Fragrance by Dolce & Gabbana
- Designed for: Women
- Released: 2006
- Label: Dolce & Gabbana
- Concentration: Eau de parfum

= The One (fragrance) =

Fragrance line by Dolce & Gabbana

The One is a line of fragrances by the Italian fashion house Dolce & Gabbana. The original women's eau de parfum was launched in 2006 as the first fragrance produced under the brand's licence with Procter & Gamble, and a men's counterpart, The One for Men, followed in 2008. The line has since grown to include several flankers and new concentrations.

The One is known for its advertising campaigns, which have featured Gisele Bündchen, Matthew McConaughey, Scarlett Johansson, Emilia Clarke, Kit Harington and Madonna, with short films directed by Martin Scorsese and Matteo Garrone.

== History ==
=== Launch ===
Dolce & Gabbana signed a fragrance licence with Procter & Gamble Prestige Products in December 2005, which took effect in July 2006. The One was the first scent developed under the new agreement. In an interview with Women's Wear Daily, Stefano Gabbana described it as unlike the brand's earlier fragrances: it was the house's first fruity scent, and only its second, after Light Blue, that was not tied to a particular season. The company intended it to be a more aspirational signature fragrance while still selling in high volume. The perfume was composed by Christine Nagel.

=== The One for Men ===
The One for Men was released in 2008. It was created by perfumer Olivier Polge, and its notes include grapefruit, coriander, basil, cardamom, ginger, orange blossom, cedar, tobacco and ambergris.

=== Later releases ===
Flankers to the women's fragrance include L'Eau The One (2008), Rose The One (2009), The One Desire (2013) and The One Essence (2015). In 2017 the brand released The One Eau de Toilette for women, created by Michel Girard, together with a redesigned, slimmer bottle with a geometric gold cap.
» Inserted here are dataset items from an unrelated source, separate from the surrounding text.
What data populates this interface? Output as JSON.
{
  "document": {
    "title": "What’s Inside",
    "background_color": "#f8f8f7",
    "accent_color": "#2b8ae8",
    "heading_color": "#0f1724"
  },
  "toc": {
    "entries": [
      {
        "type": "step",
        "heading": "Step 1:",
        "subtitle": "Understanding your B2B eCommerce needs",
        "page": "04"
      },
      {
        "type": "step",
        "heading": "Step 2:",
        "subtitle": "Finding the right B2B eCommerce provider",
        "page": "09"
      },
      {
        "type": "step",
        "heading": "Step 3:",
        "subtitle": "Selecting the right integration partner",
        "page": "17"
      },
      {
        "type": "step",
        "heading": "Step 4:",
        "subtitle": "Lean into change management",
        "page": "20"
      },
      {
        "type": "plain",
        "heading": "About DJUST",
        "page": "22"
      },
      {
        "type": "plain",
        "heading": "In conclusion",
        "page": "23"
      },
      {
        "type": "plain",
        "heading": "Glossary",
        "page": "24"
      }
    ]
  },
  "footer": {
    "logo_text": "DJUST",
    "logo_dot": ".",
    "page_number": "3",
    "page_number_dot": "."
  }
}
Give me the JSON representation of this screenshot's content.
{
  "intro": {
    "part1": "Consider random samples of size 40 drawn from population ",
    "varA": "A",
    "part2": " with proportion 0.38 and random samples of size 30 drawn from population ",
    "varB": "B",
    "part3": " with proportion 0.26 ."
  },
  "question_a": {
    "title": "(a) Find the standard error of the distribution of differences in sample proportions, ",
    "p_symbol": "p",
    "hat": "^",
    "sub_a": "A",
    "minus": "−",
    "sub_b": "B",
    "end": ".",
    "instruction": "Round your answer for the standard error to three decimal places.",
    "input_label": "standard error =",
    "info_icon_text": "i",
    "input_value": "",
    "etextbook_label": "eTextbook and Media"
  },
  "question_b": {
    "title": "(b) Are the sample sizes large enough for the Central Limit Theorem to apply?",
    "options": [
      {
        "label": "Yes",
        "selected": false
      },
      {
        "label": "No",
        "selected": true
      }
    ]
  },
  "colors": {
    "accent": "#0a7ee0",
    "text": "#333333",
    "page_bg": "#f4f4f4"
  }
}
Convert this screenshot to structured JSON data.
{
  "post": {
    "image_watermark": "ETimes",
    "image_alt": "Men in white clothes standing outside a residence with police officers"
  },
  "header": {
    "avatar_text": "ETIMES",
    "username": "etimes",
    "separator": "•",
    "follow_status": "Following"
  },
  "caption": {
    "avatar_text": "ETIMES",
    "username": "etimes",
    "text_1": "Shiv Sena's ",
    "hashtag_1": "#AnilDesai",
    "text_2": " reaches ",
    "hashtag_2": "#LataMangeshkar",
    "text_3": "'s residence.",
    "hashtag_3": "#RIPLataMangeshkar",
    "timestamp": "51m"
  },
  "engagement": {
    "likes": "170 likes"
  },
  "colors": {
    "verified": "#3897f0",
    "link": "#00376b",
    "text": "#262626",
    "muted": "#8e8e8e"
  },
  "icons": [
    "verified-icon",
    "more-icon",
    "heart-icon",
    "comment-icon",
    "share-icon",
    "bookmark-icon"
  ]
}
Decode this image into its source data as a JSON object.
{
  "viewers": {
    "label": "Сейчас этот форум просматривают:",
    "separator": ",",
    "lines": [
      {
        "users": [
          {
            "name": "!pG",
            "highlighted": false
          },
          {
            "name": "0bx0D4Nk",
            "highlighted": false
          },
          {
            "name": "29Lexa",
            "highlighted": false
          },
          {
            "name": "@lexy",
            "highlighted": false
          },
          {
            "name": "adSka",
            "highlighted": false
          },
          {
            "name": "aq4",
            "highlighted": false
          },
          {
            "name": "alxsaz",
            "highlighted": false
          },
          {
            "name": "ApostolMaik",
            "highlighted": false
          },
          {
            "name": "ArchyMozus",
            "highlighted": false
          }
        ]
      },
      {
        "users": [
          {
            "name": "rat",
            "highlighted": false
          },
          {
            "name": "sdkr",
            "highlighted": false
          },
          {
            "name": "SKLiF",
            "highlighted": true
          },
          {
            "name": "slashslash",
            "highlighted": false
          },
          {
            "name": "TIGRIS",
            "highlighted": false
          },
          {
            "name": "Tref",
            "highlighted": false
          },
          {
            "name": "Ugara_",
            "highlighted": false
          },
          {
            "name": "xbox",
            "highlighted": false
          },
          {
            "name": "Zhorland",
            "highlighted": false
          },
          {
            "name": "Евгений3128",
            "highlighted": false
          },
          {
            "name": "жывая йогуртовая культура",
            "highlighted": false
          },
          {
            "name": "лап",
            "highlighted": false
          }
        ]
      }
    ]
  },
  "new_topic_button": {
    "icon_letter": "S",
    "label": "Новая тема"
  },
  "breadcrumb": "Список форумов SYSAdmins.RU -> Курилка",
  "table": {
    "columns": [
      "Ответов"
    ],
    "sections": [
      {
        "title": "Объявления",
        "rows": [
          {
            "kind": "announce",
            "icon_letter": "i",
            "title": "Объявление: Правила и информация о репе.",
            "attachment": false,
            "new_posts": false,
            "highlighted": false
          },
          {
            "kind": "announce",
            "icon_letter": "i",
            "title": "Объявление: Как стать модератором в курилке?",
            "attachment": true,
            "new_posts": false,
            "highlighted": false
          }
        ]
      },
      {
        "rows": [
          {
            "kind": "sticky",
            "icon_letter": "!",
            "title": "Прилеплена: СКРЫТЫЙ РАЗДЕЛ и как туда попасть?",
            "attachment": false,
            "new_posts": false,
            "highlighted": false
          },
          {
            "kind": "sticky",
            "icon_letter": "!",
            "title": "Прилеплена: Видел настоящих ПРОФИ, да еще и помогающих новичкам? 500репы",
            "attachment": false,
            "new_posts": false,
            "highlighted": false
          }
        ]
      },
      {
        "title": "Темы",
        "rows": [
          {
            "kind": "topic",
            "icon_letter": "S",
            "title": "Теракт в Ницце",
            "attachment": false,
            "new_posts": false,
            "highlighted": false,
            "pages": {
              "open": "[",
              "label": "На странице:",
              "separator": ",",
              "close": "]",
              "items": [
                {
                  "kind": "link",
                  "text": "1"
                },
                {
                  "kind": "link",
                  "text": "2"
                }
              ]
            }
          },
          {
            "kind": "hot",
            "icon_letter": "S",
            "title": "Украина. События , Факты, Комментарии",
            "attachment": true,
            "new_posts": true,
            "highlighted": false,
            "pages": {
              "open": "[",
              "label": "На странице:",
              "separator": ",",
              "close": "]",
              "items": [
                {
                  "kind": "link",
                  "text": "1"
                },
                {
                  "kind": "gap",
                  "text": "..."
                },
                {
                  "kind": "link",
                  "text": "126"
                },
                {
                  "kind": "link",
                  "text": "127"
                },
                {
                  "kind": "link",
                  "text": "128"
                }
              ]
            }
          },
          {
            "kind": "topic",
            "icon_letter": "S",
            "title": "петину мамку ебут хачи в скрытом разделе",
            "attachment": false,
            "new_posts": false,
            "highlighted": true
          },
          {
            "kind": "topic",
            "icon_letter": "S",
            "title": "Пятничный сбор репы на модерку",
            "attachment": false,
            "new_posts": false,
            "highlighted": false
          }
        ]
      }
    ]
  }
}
The men's line at that time also included The One Royal Night, created by Jean-Christophe Hérault.

In January 2026, Dolce&Gabbana Beauty marked the line's 20th anniversary by introducing two new fragrances under The One name.

=== Licensing ===
Dolce & Gabbana's fragrance licence was expected to transfer to Coty as part of its acquisition of Procter & Gamble's beauty brands, but the transfer did not go ahead. Shiseido became the licence holder for the brand's fragrances, make-up and skin care from 1 October 2016. Shiseido and Dolce & Gabbana partially ended the agreement at the end of 2021, and Dolce & Gabbana set up its own beauty company, Dolce&Gabbana Beauty, based in Milan, to manage the business in-house. By 2026, fragrances made up the large majority of that company's sales.

== Composition ==
The women's eau de parfum is a floral fragrance with top notes of bergamot, mandarin, lychee and peach, a heart of Madonna lily, and a base of vanilla, amber and musk. The 2017 eau de toilette is a lighter floral and citrus interpretation built around white lily, bergamot and mandarin.

The One for Men is a spicy, woody fragrance.

== Advertising ==
Gisele Bündchen was the face of the original 2006 campaign. Its television commercial showed her preparing backstage at a fashion show while photographers crowded around her. Matthew McConaughey fronted the campaign for The One for Men from its 2008 launch, and Scarlett Johansson later became the face of the women's line.

In November 2013, Dolce & Gabbana released Street of Dreams, a short black-and-white film directed by Martin Scorsese and starring Johansson and McConaughey. It was the first campaign to bring together the faces of the women's and men's fragrances. Inspired by classic Italian cinema, the film follows the two as former lovers driving through New York City in a vintage Alfa Romeo convertible and talking about love and fame.

In March 2017, Emilia Clarke and Kit Harington, both known for the television series Game of Thrones, were announced as the new faces of the women's and men's fragrances. Their separate commercials, directed by Matteo Garrone, were filmed in the streets and outdoor markets of Naples and released in September 2017.

For the line's 20th anniversary in 2026, Madonna and actor Alberto Guerra starred in a new campaign photographed by Mert Alaş. The commercial, inspired by 1970s Italian neorealist cinema, is set to Madonna's Italian-language cover of "La bambola", originally recorded by Patty Pravo.